Iphigenie now has a boyfriend, a pompous ass, the outgoing friend has named Thoas. He is the kind of person who will post photos of concentration camps on his social network page among holiday pictures and consider it part of the general landscape. The kind of person who knows that all foreigners are of course rich and that life abroad is so much better than here. But he is local, and for Iphigenie that is all that matters. That he is a huge fan and admirer of her home country, merely constitutes an added bonus.
They met, the same way that Iphigenie meets all her friends that are not from her country, through her outgoing friend or rather acquaintance, waiting for the latter to strike up a conversation with them, engage in general banter and then move in by standing quietly at her friend's side so as to be included in the conversation.
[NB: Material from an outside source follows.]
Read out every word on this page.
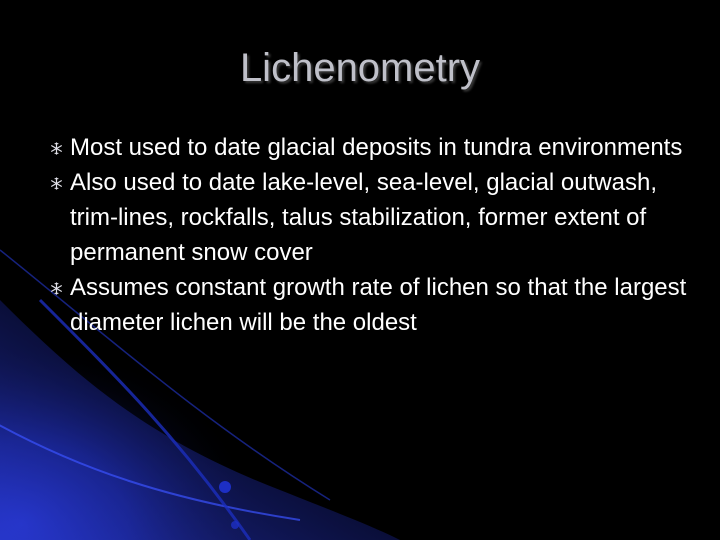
Lichenometry
Most used to date glacial deposits in tundra environments
Also used to date lake-level, sea-level, glacial outwash, trim-lines, rockfalls, talus stabilization, former extent of permanent snow cover
Assumes constant growth rate of lichen so that the largest diameter lichen will be the oldest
This usually works especially at gatherings of other expats, in which mutual inclusion is practically a fait-accompli. Thoas is much the same, and being half a generation her senior, has taken it upon himself to guide her.
Iphigenie knows that she is young and has much to learn and rather than rely solely on her boyfriend, she looks to her outgoing acquaintance for guidance, following her around the room when they happen to run into each other at parties, to see who her acquaintance is talking to and to position herself next to them within five seconds of her acquaintance striking up a conversation. Her boyfriend is quick to follow this act and so an interesting game of tag ensues at a birthday party held in a popular venue. When a film crew filming a documentary for a national channel shows up, both are quick to position themselves at an angle that is sure to capture them frequently, so that later they can brag to the people in their immediate vicinity about how they have been captured on film.
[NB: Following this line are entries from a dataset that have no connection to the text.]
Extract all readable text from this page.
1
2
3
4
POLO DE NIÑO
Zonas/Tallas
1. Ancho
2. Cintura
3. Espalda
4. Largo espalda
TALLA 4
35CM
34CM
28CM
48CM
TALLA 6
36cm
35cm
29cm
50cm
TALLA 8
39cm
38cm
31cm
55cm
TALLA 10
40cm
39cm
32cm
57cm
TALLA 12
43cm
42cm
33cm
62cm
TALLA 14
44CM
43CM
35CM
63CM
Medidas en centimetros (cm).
Both Iphigenie and Thoas know that their outgoing acquaintance has interesting contacts and they are keen to get them. There are hints to "meet up for drinks" and requests of "can I have that photo you guys were taking because I want to surprise a friend" as well as liking status updates no matter how mundane they might be, yet these only occur right after they have heard of said acquaintance being in what to them is an interesting environment and invitations to their events are never extended. Their own circle of friends consists of people from Iphigenie's home country, met at a social networking event, again, having waited for someone else to make the introduction. When one of them, on a visit to Helsinki after having returned to his home country, mentions to their acquaintance that it would be nice to meet up, they do everything in their power to make sure this meeting doesn't happen. It is a life style that seems to work for them even though they are often at home alone or only go out when specifically invited by someone or other. They are easy to spot at all types of parties, the ones standing in the background, wearing a style slightly similar to what they think is the local fashion and yet, never quite the same. And yet, despite all that, they have their advantages. They are primarily there to make those in their vicinity truly appreciative of their real friends, the ones who will call you in good times and bad and will stand by you, whether you're happy or sad.